I.A fortalece a preguiça cognitiva das pessoas?
A ciência também investiga os efeitos cognitivos desse fenômeno. De acordo com o MIT, o uso constante de inteligência artificial para atividades de escrita e informação pode diminuir a atividade cerebral, impactar a memória e comprometer a habilidade de pensamento crítico. Esse fenômeno foi denominado "preguiça metacognitiva", que ocorre quando o cérebro começa a confiar demais na tecnologia e para de pensar de forma independente.
Nesse contexto, especialistas destacam a necessidade urgente de ações conjuntas. A principal delas é a educação midiática, que consiste em instruir crianças, jovens e adultos a reconhecer fontes confiáveis, questionar conteúdos sensacionalistas e confirmar a veracidade das informações.

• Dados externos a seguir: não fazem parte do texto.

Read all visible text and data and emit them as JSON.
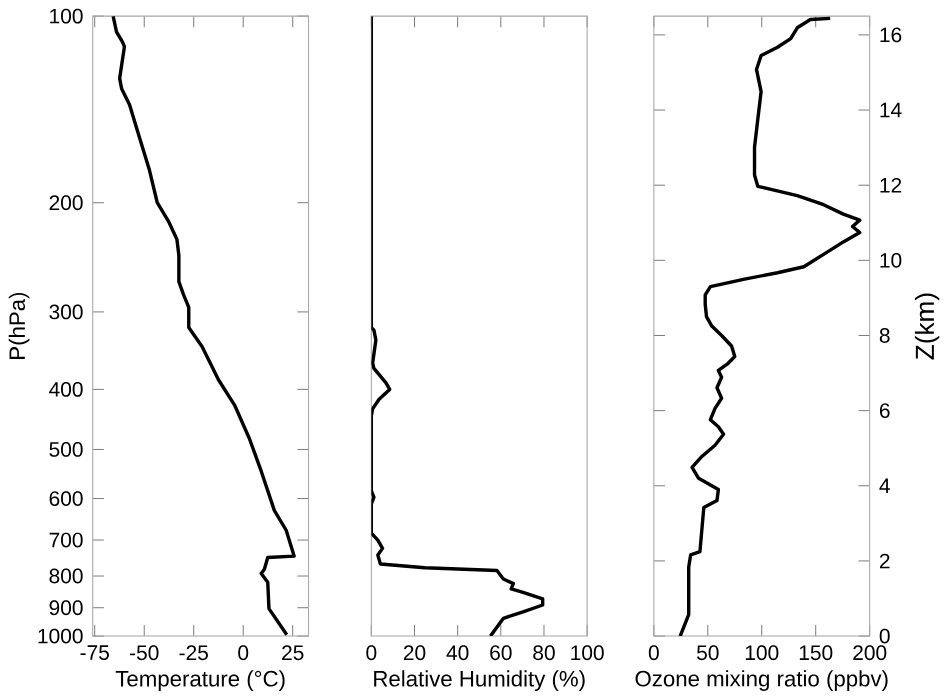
{
  "chart_data": [
    {
      "type": "line",
      "xlabel": "Temperature (°C)",
      "ylabel": "P(hPa)",
      "xlim": [
        -76,
        33
      ],
      "xticks": [
        -75,
        -50,
        -25,
        0,
        25
      ],
      "ylim": [
        1000,
        100
      ],
      "yticks": [
        100,
        200,
        300,
        400,
        500,
        600,
        700,
        800,
        900,
        1000
      ],
      "log": "y",
      "grid": false,
      "series": [
        {
          "color": "#000000",
          "x": [
            -65.7,
            -64,
            -61,
            -60,
            -62.4,
            -61.4,
            -57.4,
            -52.4,
            -47.4,
            -43.4,
            -37.5,
            -33.5,
            -32.5,
            -32.5,
            -30.2,
            -27.5,
            -27.5,
            -20.8,
            -12.5,
            -4.2,
            3.1,
            9.1,
            15.7,
            21.7,
            25.7,
            12.4,
            10.7,
            9.1,
            12.4,
            13,
            22
          ],
          "values": [
            100,
            106,
            110,
            112,
            126,
            131,
            139,
            157,
            177,
            200,
            215,
            229,
            243,
            268,
            281,
            295,
            318,
            341,
            386,
            425,
            480,
            542,
            627,
            675,
            743,
            747,
            780,
            793,
            819,
            903,
            995
          ]
        }
      ]
    },
    {
      "type": "line",
      "xlabel": "Relative Humidity (%)",
      "xlim": [
        0,
        100
      ],
      "xticks": [
        0,
        20,
        40,
        60,
        80,
        100
      ],
      "ylim": [
        1000,
        100
      ],
      "log": "y",
      "grid": false,
      "tick_labels": "x",
      "series": [
        {
          "color": "#000000",
          "x": [
            0,
            0,
            1.2,
            2.1,
            0.6,
            1.2,
            6.7,
            8.5,
            3.6,
            0.6,
            0,
            0,
            1.2,
            0,
            0,
            3,
            5.2,
            3,
            4.2,
            24.8,
            58.2,
            61.2,
            65.8,
            64.8,
            70.3,
            79.4,
            79.4,
            70.3,
            61.2,
            55.2
          ],
          "values": [
            100,
            318,
            321,
            333,
            363,
            370,
            390,
            400,
            415,
            430,
            441,
            583,
            597,
            612,
            682,
            700,
            722,
            740,
            765,
            776,
            784,
            809,
            823,
            839,
            850,
            871,
            891,
            914,
            936,
            1000
          ]
        }
      ]
    },
    {
      "type": "line",
      "xlabel": "Ozone mixing ratio (ppbv)",
      "y2label": "Z(km)",
      "xlim": [
        0,
        200
      ],
      "xticks": [
        0,
        50,
        100,
        150,
        200
      ],
      "y2lim": [
        0,
        16.5
      ],
      "grid": false,
      "y2ticks": [
        0,
        2,
        4,
        6,
        8,
        10,
        12,
        14,
        16
      ],
      "series": [
        {
          "color": "#000000",
          "axis": "y2",
          "x": [
            24.4,
            32.3,
            32.3,
            34.1,
            42.7,
            46.3,
            58.5,
            59.8,
            41.5,
            35.4,
            44.5,
            56.7,
            64.6,
            59.8,
            52.4,
            56.7,
            62.8,
            58.5,
            62.8,
            59.8,
            68.9,
            75,
            72,
            62.8,
            53.7,
            48.8,
            47.6,
            47.6,
            52.4,
            84.1,
            114.6,
            139,
            157.3,
            175.6,
            190.8,
            184.1,
            190.8,
            175.6,
            157.3,
            132.9,
            108.5,
            96.3,
            93.3,
            93.3,
            96.3,
            99.4,
            95.1,
            99.4,
            114.6,
            126.8,
            132.9,
            145.1,
            163.4
          ],
          "values": [
            0,
            0.57,
            1.84,
            2.16,
            2.25,
            3.42,
            3.61,
            3.9,
            4.2,
            4.49,
            4.78,
            5.08,
            5.37,
            5.57,
            5.76,
            6.06,
            6.33,
            6.61,
            6.89,
            7.07,
            7.26,
            7.44,
            7.72,
            8,
            8.25,
            8.5,
            8.83,
            9.08,
            9.3,
            9.5,
            9.67,
            9.83,
            10.16,
            10.49,
            10.74,
            10.9,
            11.07,
            11.23,
            11.48,
            11.72,
            11.89,
            11.97,
            12.27,
            13.01,
            13.75,
            14.49,
            15.08,
            15.45,
            15.67,
            15.9,
            16.19,
            16.41,
            16.44
          ]
        }
      ]
    }
  ]
}
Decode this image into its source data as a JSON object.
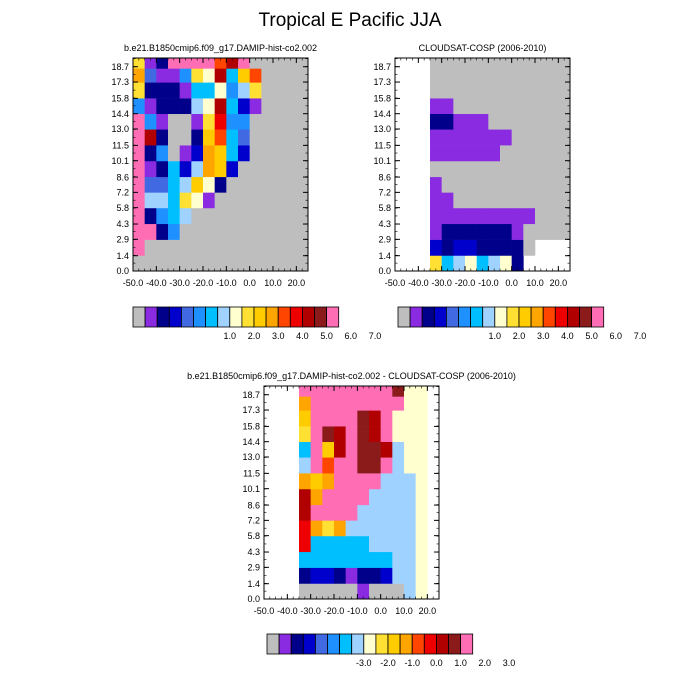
{
  "figure": {
    "title": "Tropical E Pacific JJA"
  },
  "chart_data": [
    {
      "type": "heatmap",
      "title": "b.e21.B1850cmip6.f09_g17.DAMIP-hist-co2.002",
      "xlabel": "",
      "ylabel": "",
      "x_ticks": [
        "-50.0",
        "-40.0",
        "-30.0",
        "-20.0",
        "-10.0",
        "0.0",
        "10.0",
        "20.0"
      ],
      "y_ticks": [
        "0.0",
        "1.4",
        "2.9",
        "4.3",
        "5.8",
        "7.2",
        "8.6",
        "10.1",
        "11.5",
        "13.0",
        "14.4",
        "15.8",
        "17.3",
        "18.7"
      ],
      "xlim": [
        -50,
        25
      ],
      "ylim": [
        0,
        19.5
      ],
      "x_cols": [
        -47.5,
        -42.5,
        -37.5,
        -32.5,
        -27.5,
        -22.5,
        -17.5,
        -12.5,
        -7.5,
        -2.5,
        2.5,
        7.5,
        12.5,
        17.5,
        22.5
      ],
      "y_rows": [
        0.7,
        2.15,
        3.6,
        5.05,
        6.5,
        7.9,
        9.35,
        10.8,
        12.25,
        13.7,
        15.1,
        16.55,
        18.0,
        19.1
      ],
      "colorbar": {
        "colors": [
          "#bebebe",
          "#8a2be2",
          "#00008b",
          "#0000cd",
          "#4169e1",
          "#1e90ff",
          "#00bfff",
          "#a0d2ff",
          "#ffffd0",
          "#ffe033",
          "#ffcc00",
          "#ffa500",
          "#ff4500",
          "#ee0000",
          "#b00000",
          "#8b1a1a",
          "#ff6eb4"
        ],
        "labels": [
          "1.0",
          "2.0",
          "3.0",
          "4.0",
          "5.0",
          "6.0",
          "7.0"
        ]
      },
      "grid": [
        [
          0,
          0,
          0,
          0,
          0,
          0,
          0,
          0,
          0,
          0,
          0,
          0,
          0,
          0,
          0
        ],
        [
          16,
          0,
          0,
          0,
          0,
          0,
          0,
          0,
          0,
          0,
          0,
          0,
          0,
          0,
          0
        ],
        [
          16,
          16,
          2,
          5,
          0,
          0,
          0,
          0,
          0,
          0,
          0,
          0,
          0,
          0,
          0
        ],
        [
          16,
          2,
          5,
          6,
          7,
          0,
          0,
          0,
          0,
          0,
          0,
          0,
          0,
          0,
          0
        ],
        [
          16,
          7,
          7,
          6,
          9,
          8,
          1,
          0,
          0,
          0,
          0,
          0,
          0,
          0,
          0
        ],
        [
          16,
          4,
          4,
          6,
          7,
          10,
          8,
          2,
          0,
          0,
          0,
          0,
          0,
          0,
          0
        ],
        [
          16,
          1,
          2,
          6,
          3,
          7,
          11,
          10,
          3,
          0,
          0,
          0,
          0,
          0,
          0
        ],
        [
          16,
          2,
          5,
          0,
          1,
          3,
          11,
          10,
          6,
          3,
          0,
          0,
          0,
          0,
          0
        ],
        [
          16,
          14,
          2,
          0,
          0,
          2,
          10,
          12,
          6,
          4,
          0,
          0,
          0,
          0,
          0
        ],
        [
          16,
          5,
          1,
          0,
          0,
          1,
          9,
          13,
          5,
          5,
          0,
          0,
          0,
          0,
          0
        ],
        [
          5,
          1,
          2,
          2,
          2,
          7,
          8,
          14,
          6,
          3,
          1,
          0,
          0,
          0,
          0
        ],
        [
          9,
          2,
          2,
          2,
          1,
          6,
          6,
          8,
          5,
          7,
          9,
          0,
          0,
          0,
          0
        ],
        [
          11,
          4,
          1,
          1,
          5,
          9,
          8,
          14,
          6,
          10,
          12,
          0,
          0,
          0,
          0
        ],
        [
          9,
          1,
          2,
          16,
          16,
          16,
          16,
          12,
          14,
          16,
          0,
          0,
          0,
          0,
          0
        ]
      ]
    },
    {
      "type": "heatmap",
      "title": "CLOUDSAT-COSP (2006-2010)",
      "xlabel": "",
      "ylabel": "",
      "x_ticks": [
        "-50.0",
        "-40.0",
        "-30.0",
        "-20.0",
        "-10.0",
        "0.0",
        "10.0",
        "20.0"
      ],
      "y_ticks": [
        "0.0",
        "1.4",
        "2.9",
        "4.3",
        "5.8",
        "7.2",
        "8.6",
        "10.1",
        "11.5",
        "13.0",
        "14.4",
        "15.8",
        "17.3",
        "18.7"
      ],
      "xlim": [
        -50,
        25
      ],
      "ylim": [
        0,
        19.5
      ],
      "x_cols": [
        -47.5,
        -42.5,
        -37.5,
        -32.5,
        -27.5,
        -22.5,
        -17.5,
        -12.5,
        -7.5,
        -2.5,
        2.5,
        7.5,
        12.5,
        17.5,
        22.5
      ],
      "y_rows": [
        0.7,
        2.15,
        3.6,
        5.05,
        6.5,
        7.9,
        9.35,
        10.8,
        12.25,
        13.7,
        15.1,
        16.55,
        18.0,
        19.1
      ],
      "colorbar": {
        "colors": [
          "#bebebe",
          "#8a2be2",
          "#00008b",
          "#0000cd",
          "#4169e1",
          "#1e90ff",
          "#00bfff",
          "#a0d2ff",
          "#ffffd0",
          "#ffe033",
          "#ffcc00",
          "#ffa500",
          "#ff4500",
          "#ee0000",
          "#b00000",
          "#8b1a1a",
          "#ff6eb4"
        ],
        "labels": [
          "1.0",
          "2.0",
          "3.0",
          "4.0",
          "5.0",
          "6.0",
          "7.0"
        ]
      },
      "grid": [
        [
          -1,
          -1,
          -1,
          9,
          6,
          7,
          8,
          6,
          7,
          8,
          2,
          -1,
          -1,
          -1,
          -1
        ],
        [
          -1,
          -1,
          -1,
          3,
          2,
          3,
          3,
          2,
          2,
          2,
          2,
          0,
          -1,
          -1,
          -1
        ],
        [
          -1,
          -1,
          -1,
          1,
          2,
          2,
          2,
          2,
          2,
          2,
          1,
          0,
          0,
          0,
          0
        ],
        [
          -1,
          -1,
          -1,
          1,
          1,
          1,
          1,
          1,
          1,
          1,
          1,
          1,
          0,
          0,
          0
        ],
        [
          -1,
          -1,
          -1,
          1,
          1,
          0,
          0,
          0,
          0,
          0,
          0,
          0,
          0,
          0,
          0
        ],
        [
          -1,
          -1,
          -1,
          1,
          0,
          0,
          0,
          0,
          0,
          0,
          0,
          0,
          0,
          0,
          0
        ],
        [
          -1,
          -1,
          -1,
          0,
          0,
          0,
          0,
          0,
          0,
          0,
          0,
          0,
          0,
          0,
          0
        ],
        [
          -1,
          -1,
          -1,
          1,
          1,
          1,
          1,
          1,
          1,
          0,
          0,
          0,
          0,
          0,
          0
        ],
        [
          -1,
          -1,
          -1,
          1,
          1,
          1,
          1,
          1,
          1,
          1,
          0,
          0,
          0,
          0,
          0
        ],
        [
          -1,
          -1,
          -1,
          2,
          2,
          1,
          1,
          1,
          0,
          0,
          0,
          0,
          0,
          0,
          0
        ],
        [
          -1,
          -1,
          -1,
          1,
          1,
          0,
          0,
          0,
          0,
          0,
          0,
          0,
          0,
          0,
          0
        ],
        [
          -1,
          -1,
          -1,
          0,
          0,
          0,
          0,
          0,
          0,
          0,
          0,
          0,
          0,
          0,
          0
        ],
        [
          -1,
          -1,
          -1,
          0,
          0,
          0,
          0,
          0,
          0,
          0,
          0,
          0,
          0,
          0,
          0
        ],
        [
          -1,
          -1,
          -1,
          0,
          0,
          0,
          0,
          0,
          0,
          0,
          0,
          0,
          0,
          0,
          0
        ]
      ]
    },
    {
      "type": "heatmap",
      "title": "b.e21.B1850cmip6.f09_g17.DAMIP-hist-co2.002 - CLOUDSAT-COSP (2006-2010)",
      "xlabel": "",
      "ylabel": "",
      "x_ticks": [
        "-50.0",
        "-40.0",
        "-30.0",
        "-20.0",
        "-10.0",
        "0.0",
        "10.0",
        "20.0"
      ],
      "y_ticks": [
        "0.0",
        "1.4",
        "2.9",
        "4.3",
        "5.8",
        "7.2",
        "8.6",
        "10.1",
        "11.5",
        "13.0",
        "14.4",
        "15.8",
        "17.3",
        "18.7"
      ],
      "xlim": [
        -50,
        25
      ],
      "ylim": [
        0,
        19.5
      ],
      "x_cols": [
        -47.5,
        -42.5,
        -37.5,
        -32.5,
        -27.5,
        -22.5,
        -17.5,
        -12.5,
        -7.5,
        -2.5,
        2.5,
        7.5,
        12.5,
        17.5,
        22.5
      ],
      "y_rows": [
        0.7,
        2.15,
        3.6,
        5.05,
        6.5,
        7.9,
        9.35,
        10.8,
        12.25,
        13.7,
        15.1,
        16.55,
        18.0,
        19.1
      ],
      "colorbar": {
        "colors": [
          "#bebebe",
          "#8a2be2",
          "#00008b",
          "#0000cd",
          "#4169e1",
          "#1e90ff",
          "#00bfff",
          "#a0d2ff",
          "#ffffd0",
          "#ffe033",
          "#ffcc00",
          "#ffa500",
          "#ff4500",
          "#ee0000",
          "#b00000",
          "#8b1a1a",
          "#ff6eb4"
        ],
        "labels": [
          "-3.0",
          "-2.0",
          "-1.0",
          "0.0",
          "1.0",
          "2.0",
          "3.0"
        ]
      },
      "grid": [
        [
          -1,
          -1,
          -1,
          0,
          0,
          0,
          0,
          0,
          1,
          0,
          0,
          0,
          7,
          8,
          -1
        ],
        [
          -1,
          -1,
          -1,
          2,
          3,
          3,
          2,
          1,
          2,
          2,
          3,
          7,
          7,
          8,
          -1
        ],
        [
          -1,
          -1,
          -1,
          6,
          6,
          6,
          6,
          6,
          6,
          6,
          6,
          7,
          7,
          8,
          -1
        ],
        [
          -1,
          -1,
          -1,
          13,
          6,
          6,
          6,
          6,
          6,
          7,
          7,
          7,
          7,
          8,
          -1
        ],
        [
          -1,
          -1,
          -1,
          13,
          11,
          9,
          11,
          7,
          7,
          7,
          7,
          7,
          7,
          8,
          -1
        ],
        [
          -1,
          -1,
          -1,
          14,
          16,
          16,
          16,
          16,
          7,
          7,
          7,
          7,
          7,
          8,
          -1
        ],
        [
          -1,
          -1,
          -1,
          14,
          11,
          16,
          16,
          16,
          16,
          7,
          7,
          7,
          7,
          8,
          -1
        ],
        [
          -1,
          -1,
          -1,
          11,
          10,
          11,
          16,
          16,
          16,
          16,
          7,
          7,
          7,
          8,
          -1
        ],
        [
          -1,
          -1,
          -1,
          7,
          16,
          12,
          16,
          16,
          15,
          15,
          16,
          7,
          8,
          8,
          -1
        ],
        [
          -1,
          -1,
          -1,
          6,
          16,
          10,
          14,
          16,
          15,
          15,
          14,
          7,
          8,
          8,
          -1
        ],
        [
          -1,
          -1,
          -1,
          9,
          16,
          15,
          14,
          16,
          15,
          14,
          16,
          8,
          8,
          8,
          -1
        ],
        [
          -1,
          -1,
          -1,
          10,
          16,
          16,
          16,
          16,
          15,
          14,
          16,
          8,
          8,
          8,
          -1
        ],
        [
          -1,
          -1,
          -1,
          11,
          16,
          16,
          16,
          16,
          16,
          16,
          16,
          16,
          8,
          8,
          -1
        ],
        [
          -1,
          -1,
          -1,
          16,
          16,
          16,
          16,
          16,
          16,
          16,
          16,
          15,
          8,
          8,
          -1
        ]
      ]
    }
  ]
}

Por outro lado, as plataformas digitais devem investir em mecanismos mais eficazes para detectar e impedir a disseminação de conteúdo falso, principalmente aquele produzido por inteligência artificial.

Em contrapartida, as novas tecnologias também podem ser aliadas. Pesquisas recentes criam sistemas de inteligência artificial que auxiliam os usuários a aprimorar o pensamento crítico, fornecendo explicações imparciais e alertas sobre publicidade enganosa. Apesar de estarem em estágio inicial, essas soluções têm o potencial de se transformar em instrumentos eficazes no combate à manipulação.
Em um mundo altamente conectado, no qual todos produzem e consomem informação, preservar o pensamento crítico é salvaguardar a democracia. Além disso, com o avanço das inteligências artificiais, essa proteção se tornou mais necessária do que nunca.